Zaten iç savaş hazırlığı içinde olan Türk cumhurbaşkanı G20 zirvesinden sonra düzenlediği basın toplantısında yaptığı konuşmayla ‘’medeni dünya’’ ile olan ilişkisini askıya aldığını duyurdu. Gazetecileri ‘’terör destekçileri’’ insan hakları savunucucularını ‘’darbeci’’ ve yüzde 13 oy almış, parlamentonun üçüncü büyük partisi HDP’nin eş başkanı Selahattin Demirtaş’ı da ‘’terörist’’ ilan ederek bunu yaptı. Aslında Hamburg’da yani ‘’medeni dünyanın’’ bir kentinde bu konuşmayı yapması onun önümüzdeki dönemde izleyeceği yol haritasının da açık işaretiydi. Dışarıda etrafı daralan, neredeyse hakkında insanlığa karşı işlediği suçlardan dolayı tutuklama kararı çıkarılacak duruma gelen bir Erdoğan’ın içteki sıradan bir rüzgâr esintisine dahi tahammül edemeyeceğinin açık ilanıydı. İçerde faşizmi sınırsız şekilde uygulayan ve iç savaşı göze alan birisi bunu aynı zamanda ‘’medeni dünya’’ ile normal ilişki içinde sürdürülemeyeceğini bilir. Konuşma bu köprüleri atmaya yönelikti.

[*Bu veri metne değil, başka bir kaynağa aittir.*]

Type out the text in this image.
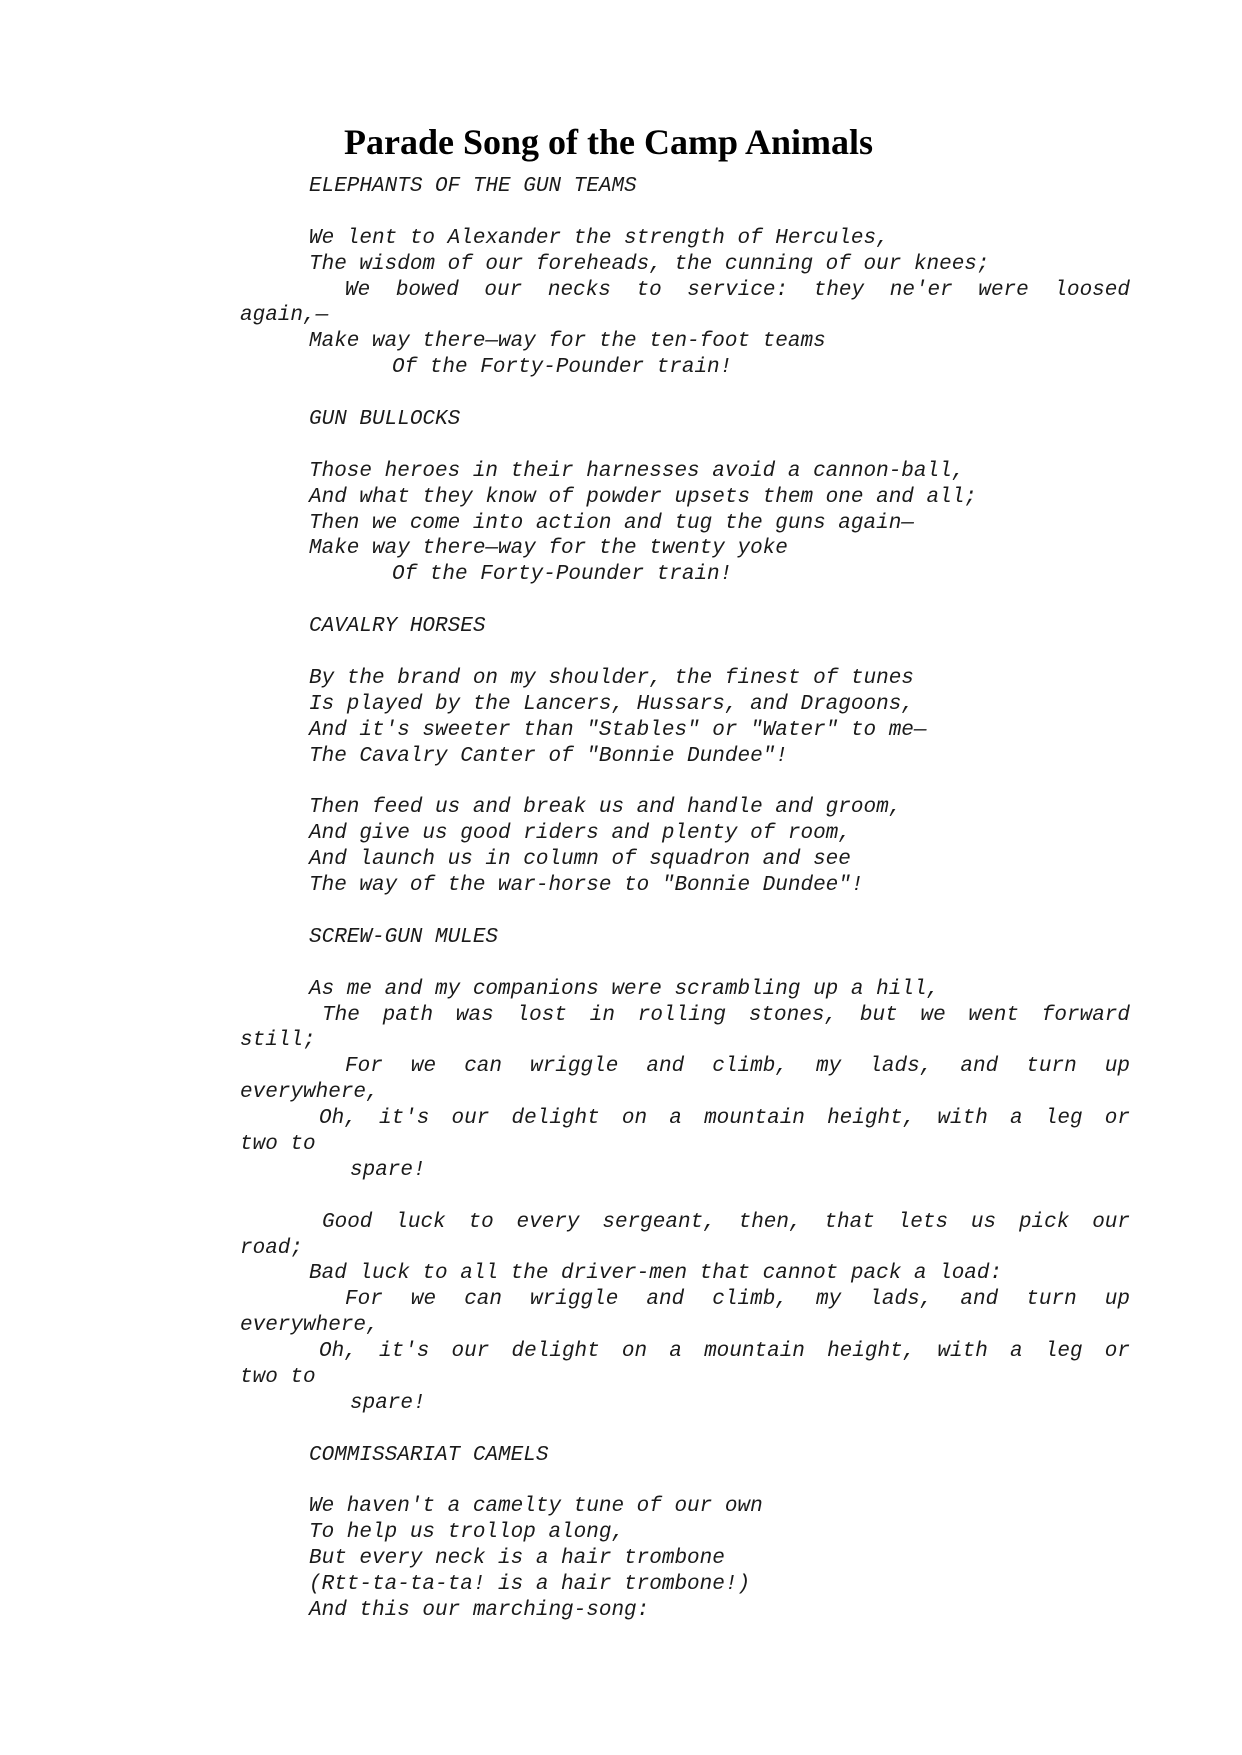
Parade Song of the Camp Animals
ELEPHANTS OF THE GUN TEAMS
We lent to Alexander the strength of Hercules,
The wisdom of our foreheads, the cunning of our knees;
We bowed our necks to service: they ne'er were loosed
again,—
Make way there—way for the ten-foot teams
Of the Forty-Pounder train!
GUN BULLOCKS
Those heroes in their harnesses avoid a cannon-ball,
And what they know of powder upsets them one and all;
Then we come into action and tug the guns again—
Make way there—way for the twenty yoke
Of the Forty-Pounder train!
CAVALRY HORSES
By the brand on my shoulder, the finest of tunes
Is played by the Lancers, Hussars, and Dragoons,
And it's sweeter than "Stables" or "Water" to me—
The Cavalry Canter of "Bonnie Dundee"!
Then feed us and break us and handle and groom,
And give us good riders and plenty of room,
And launch us in column of squadron and see
The way of the war-horse to "Bonnie Dundee"!
SCREW-GUN MULES
As me and my companions were scrambling up a hill,
The path was lost in rolling stones, but we went forward
still;
For we can wriggle and climb, my lads, and turn up
everywhere,
Oh, it's our delight on a mountain height, with a leg or
two to
spare!
Good luck to every sergeant, then, that lets us pick our
road;
Bad luck to all the driver-men that cannot pack a load:
For we can wriggle and climb, my lads, and turn up
everywhere,
Oh, it's our delight on a mountain height, with a leg or
two to
spare!
COMMISSARIAT CAMELS
We haven't a camelty tune of our own
To help us trollop along,
But every neck is a hair trombone
(Rtt-ta-ta-ta! is a hair trombone!)
And this our marching-song:
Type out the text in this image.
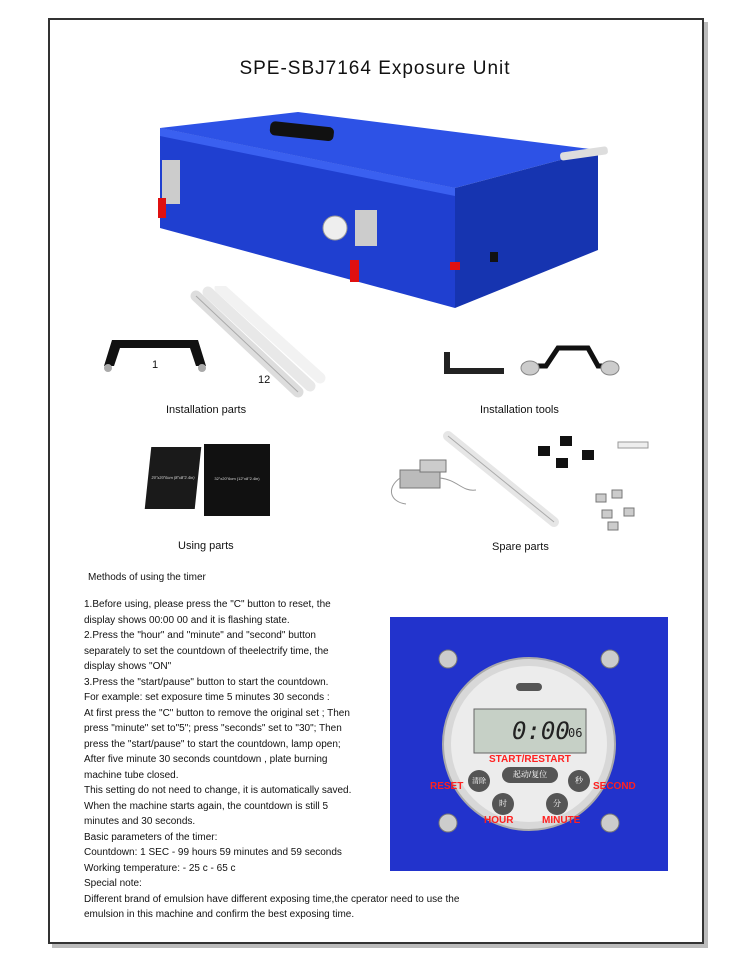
SPE-SBJ7164 Exposure Unit
1
12
Installation parts	Installation tools
20"x20"6cm (8"x8"2.4in)	32"x20"6cm (12"x8"2.4in)
Using parts	Spare parts
Methods of using the timer
1.Before using, please press the "C" button to reset, the
display shows 00:00 00 and it is flashing state.
2.Press the "hour" and "minute" and "second" button
separately to set the countdown of theelectrify time, the
display shows "ON"
3.Press the "start/pause" button to start the countdown.
For example: set exposure time 5 minutes 30 seconds :
At first press the "C" button to remove the original set ; Then
press "minute" set to"5"; press "seconds" set to "30"; Then
press the "start/pause" to start the countdown, lamp open;
After five minute 30 seconds countdown , plate burning
machine tube closed.
This setting do not need to change, it is automatically saved.
When the machine starts again, the countdown is still 5
minutes and 30 seconds.
Basic parameters of the timer:
Countdown: 1 SEC - 99 hours 59 minutes and 59 seconds
Working temperature: - 25 c - 65 c
Special note:
Different brand of emulsion have different exposing time,the cperator need to use the
emulsion in this machine and confirm the best exposing time.
0:00
06
START/RESTART
起动/复位
RESET 清除	SECOND
秒
时	分
HOUR	MINUTE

Erdoğan en son CHP lideri kemal Kılıçdaroğlu’nu tehdit etti. Erdoğan’ın tahtını sallamaktan çok uzak olan Kılıçdaroğlu’nu toplumda değişim ve dönüşüm için bir umut yaratan ‘’Adalet yürüyüşü’’ dolayısıyla açıktan iç savaşla tehdit etti. Erdoğan şöyle dedi:
‘’Sokaksa sokak diyerek kendi aklınca milleti ve devleti tehdit eden bu kişi böyle bir yanlışlığa sapması halinde asıl kendisinin sokağa çıkamaz hale geleceğini iyi bilmelidir. Açık konuşuyorum, böyle bir yola mı tevessül edeceksin, sokağa çıkamaz hale gelirsin. ‘’
Bu mesaj sadece Kılıçdaroğlu’na değil. Hatta en son onadır. Mesajın adresi başta Kürtler olmak üzere değişim ve dönüşüm, demokrasi ve özgürlük isteyen herkesedir. Erdoğan bütün bir toplumu tehdit ediyor. Öyle demokratik gösteri, seçim ve rekabetle değil. Emrindeki binlerce silahlı güçle tehdit ediyor. O kendisine karşı büyüyen muhalefeti görüyor. Bu muhalefetin devlet içinde-ordu-polis-bürokrasi içinde- kırılmalara, parçalanmalara yol açabileceğini hesaplıyor. Bu nedenle ordu ve polis gücünün yetmeyeceği veya kırılacağı yerde 15 Temmuz’da provasını yaptığı ve silahlandırdığı güçleri sokağa indirebileceğinin işaretini veriyor.
İşte 15 Temmuz gecesi onlarca kışladan çıkarılan ve bir daha geri getirilmeyen binlerce silah, mühimmat ve malzemenin derin öyküsü bu iç savaş hazırlığında yatıyor.
Zaten 15 Temmuz’da bir iç savaş provası değil miydi?